Tropes featured in the musical:

  • Angry Mob Song: "Hold a March" and "We'll Get Him". The latter is also reprised. Both are sung by crowds of displeased Londoners who think Thomas Barnardo is an interfering prat.
  • Auction: Thomas Bernardo buys a gin-palace, the Edinburgh Castle, in an auction in order to transform it into a tea and coffee establishment.
    • The auction song, "Going, Going, Gone", was the first Webber/Rice song ever written.
  • Bad Girl Song: Rose's "Twice in Love Every Day", which is about exactly what it sounds like it is.
  • Based on a True Story: Tells the story of Thomas Barnardo's struggle to set up his charity in Victorian Britain. With, y'know, additional musical numbers.
  • Beta Couple: Johnny and Jenny.
  • Brits Love Tea: Bernardo and Syrie transform the Edinburgh Castle gin-palace into a tea and coffee establishment invoking a huge song-and-dance number, "Have Another Cup Of Tea", from the cockney customers about the wonders of tea.
  • BSoD Song/Grief Song: Barnardo's "Where Am I Going?", sung after the death of one of the Heartwarming Orphan children Barnardo wanted to help.
  • Dark Reprise: Johnny and Jenny's upbeat love song "Love is Here", which admittedly doesn't actually have any reason for being there, is reprised in a slower tempo later, as the two lovers are breaking up.
  • Evil Brit: The "upper-class villain" side of the trope is demonstrated quite well by the Cabinet (apart from Shaftesbury), while the "working-class hooligan" side of things is demonstrated in the cockneys who oppose Barnardo. Impressively, they manage to bring across these stereotypes in a play where all of the heroes are also British.

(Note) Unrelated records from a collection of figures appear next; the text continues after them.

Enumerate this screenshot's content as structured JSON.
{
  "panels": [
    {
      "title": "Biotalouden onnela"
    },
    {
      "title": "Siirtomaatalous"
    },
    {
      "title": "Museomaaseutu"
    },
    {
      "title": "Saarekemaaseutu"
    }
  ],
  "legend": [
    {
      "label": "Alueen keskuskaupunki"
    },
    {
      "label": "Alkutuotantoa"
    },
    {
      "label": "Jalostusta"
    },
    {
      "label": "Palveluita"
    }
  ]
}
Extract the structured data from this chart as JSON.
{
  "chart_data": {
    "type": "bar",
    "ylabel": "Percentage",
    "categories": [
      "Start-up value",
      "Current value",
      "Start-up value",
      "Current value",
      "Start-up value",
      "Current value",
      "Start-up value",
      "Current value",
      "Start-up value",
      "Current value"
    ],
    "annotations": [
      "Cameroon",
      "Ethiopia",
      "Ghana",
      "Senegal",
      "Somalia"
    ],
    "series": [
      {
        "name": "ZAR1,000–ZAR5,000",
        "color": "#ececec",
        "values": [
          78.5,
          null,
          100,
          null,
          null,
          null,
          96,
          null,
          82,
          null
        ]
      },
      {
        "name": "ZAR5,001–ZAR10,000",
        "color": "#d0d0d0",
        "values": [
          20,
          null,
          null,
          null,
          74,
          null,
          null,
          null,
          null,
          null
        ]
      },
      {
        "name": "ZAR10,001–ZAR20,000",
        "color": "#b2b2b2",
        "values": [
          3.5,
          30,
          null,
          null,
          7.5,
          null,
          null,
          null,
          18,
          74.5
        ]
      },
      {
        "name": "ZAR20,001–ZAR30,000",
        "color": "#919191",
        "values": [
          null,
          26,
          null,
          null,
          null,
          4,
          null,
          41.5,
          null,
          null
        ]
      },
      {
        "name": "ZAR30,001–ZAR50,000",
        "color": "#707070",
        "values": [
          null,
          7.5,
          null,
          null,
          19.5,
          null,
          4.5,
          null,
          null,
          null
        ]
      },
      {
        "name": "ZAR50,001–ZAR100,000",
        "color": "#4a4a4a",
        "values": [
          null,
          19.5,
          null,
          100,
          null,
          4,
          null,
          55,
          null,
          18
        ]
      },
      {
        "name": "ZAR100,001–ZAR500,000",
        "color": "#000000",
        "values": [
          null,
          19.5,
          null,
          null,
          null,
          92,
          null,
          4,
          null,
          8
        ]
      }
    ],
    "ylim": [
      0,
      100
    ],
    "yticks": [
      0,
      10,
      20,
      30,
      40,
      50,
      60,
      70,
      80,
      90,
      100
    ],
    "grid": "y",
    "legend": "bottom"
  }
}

  • Heartwarming Orphan: The urchins who convince Barnardo that they need his help.
  • "The Hero Sucks" Song: "We'll Get Him" and "Hold a March".
  • Hooker with a Heart of Gold: Rose. Maybe. For most of the play she's nothing but a thorn in Barnardo's side, organising demonstrations and marches against him, but there are some implications that she genuinely means well.
  • "I Am Becoming" Song: "A Strange and Lovely Song" is one for Barnardo.
    Before, all my dreams were a pattern;
    Fading colours of grey and brown and blue.
    But the patterns are changing to pictures,
    And I feel like I am changing too.
  • "I Am" Song: "I'm a Very Busy Man" is one for Barnardo.
  • Letter Motif: Johnny and Jenny.
  • Lower-Class Lout: The patrons of the gin palace.
  • Ode to Intoxication: Parodied with "Have Another Cup of Tea", sung by the now-reformed gin palace residents, which sounds like just another song about drinking away your troubles, as could be heard in any number of British pubs... except here, the liquid they're drinking is tea.
  • Patriotic Fervour: The British Cabinet display a lot of this in "Lion-Hearted Land". Naturally, since the country in question is Imperial Britain, this is played for Comedic Sociopathy.
    Our noble British Empire is our present to the world!
    It's amazing how these local fellows toe the line:
    Gunboats in the harbour and the locals in the mine!
  • Patter Song: "Going, Going, Gone" is very fast and very wordy.
  • Quintessential British Gentlemen: The British cabinet sing an assertion of Britain's imperial might.
    Why does England lead the world; Queen and Empire understand?
    Oh, England! Valiant rock of splendour!
    Lionhearted Land!
  • Upper-Class Twit: The entire Cabinet, except for Lord Shaftesbury.
  • Villain Song: The British Cabinet has "Lion-Hearted Land". Rose and the gin palace patrons have "We'll Get Him" and "Hold a March".
  • Wine Is Classy: The British cabinet seem to think so.
    Oh, I must comment on this wine; its character is strong,
    Its impudence is striking and its flavour lingers long.
    We can spot these subtleties; in this we stand alone.
    The foreigners are only there to see the grapes get grown.